Our key strategy is to make assumptions about the local behaviour of solver error, which we have assumed to be Gaussian, and to draw samples from the global distribution of uncertainty over solutions that results. Section 2.4 describes a universality result, simplifying task of choosing covariance kernels in practice, within the family of Gaussian processes. However, assumptions of Gaussian error, even locally, may not be appropriate in some cases, or may neglect important domain knowledge. Our framework can be extended in future work to consider alternate priors on the error, for example, multiplicative or non-negative errors.

Our study highlights difficult decisions practitioners face, regarding how to expend computational resources. While standard techniques perform well when the solver is highly converged, our results show standard techniques can be disastrously wrong when the solver is not converged. As the measure of convergence is not a standard numerical analysis one, but a statistical one, we have argued that it can be surprisingly difficult to determine in advance which regime a particular problem resides in. Therefore, our practical recommendation is that the lower cost of the standard approach makes it preferable when it is certain that the numerical method is strongly converged with respect to the statistical measure of interest. Otherwise, the randomised method we propose provides a robust and consistent approach to address the error introduced into the statistical task by numerical solver error. In difficult problem domains, such as numerical weather prediction, the focus has typically been on reducing the numerical error in each solver run; techniques such as these may allow a difference balance between numerical and statistical computing effort in the future.

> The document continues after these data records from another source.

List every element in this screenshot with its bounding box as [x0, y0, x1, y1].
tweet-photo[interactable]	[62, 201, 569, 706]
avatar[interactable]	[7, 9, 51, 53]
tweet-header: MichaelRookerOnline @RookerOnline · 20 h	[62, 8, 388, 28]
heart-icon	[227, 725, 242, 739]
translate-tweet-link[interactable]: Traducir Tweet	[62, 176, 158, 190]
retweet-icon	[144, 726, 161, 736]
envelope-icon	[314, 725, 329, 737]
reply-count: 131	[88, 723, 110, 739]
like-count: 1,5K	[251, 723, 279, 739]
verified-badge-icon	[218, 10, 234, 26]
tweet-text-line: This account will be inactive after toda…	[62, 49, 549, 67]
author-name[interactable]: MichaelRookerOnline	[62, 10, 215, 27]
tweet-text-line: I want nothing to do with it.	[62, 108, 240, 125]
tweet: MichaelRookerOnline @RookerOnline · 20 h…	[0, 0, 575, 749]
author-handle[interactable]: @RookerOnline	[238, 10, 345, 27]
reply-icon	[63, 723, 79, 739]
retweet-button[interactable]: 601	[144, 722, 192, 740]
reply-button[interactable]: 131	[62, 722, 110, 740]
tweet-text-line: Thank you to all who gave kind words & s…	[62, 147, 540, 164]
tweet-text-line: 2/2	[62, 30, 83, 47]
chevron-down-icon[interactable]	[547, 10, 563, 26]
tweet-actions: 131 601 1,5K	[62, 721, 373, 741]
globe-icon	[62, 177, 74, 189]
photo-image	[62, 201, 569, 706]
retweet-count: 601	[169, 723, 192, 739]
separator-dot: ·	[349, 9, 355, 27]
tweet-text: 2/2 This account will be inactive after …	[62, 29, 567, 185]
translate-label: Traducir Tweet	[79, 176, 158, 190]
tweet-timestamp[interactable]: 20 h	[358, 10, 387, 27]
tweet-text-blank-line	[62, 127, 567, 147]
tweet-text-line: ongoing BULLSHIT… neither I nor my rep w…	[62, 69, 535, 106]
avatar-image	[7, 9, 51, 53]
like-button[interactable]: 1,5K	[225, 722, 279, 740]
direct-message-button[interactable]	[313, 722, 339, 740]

The prevailing approach to model error described in Kennedy and O’Hagan (2001) is based on a non-intrusive methodology where the effect of model discrepancy is allowed for in observation space. Our intrusive randomisation of deterministic methods for differential equations can be viewed as a highly specialised discrepancy model, designed using our intimate knowledge of the structure and properties of numerical methods. In this vein, we intend to extend this work to other types of model error, where modifying the internal structure of the models can produce computationally and analytically tractable measures of uncertainty which perform better than non-intrusive methods. Our future work will continue to study the computational challenges and opportunities presented by these techniques.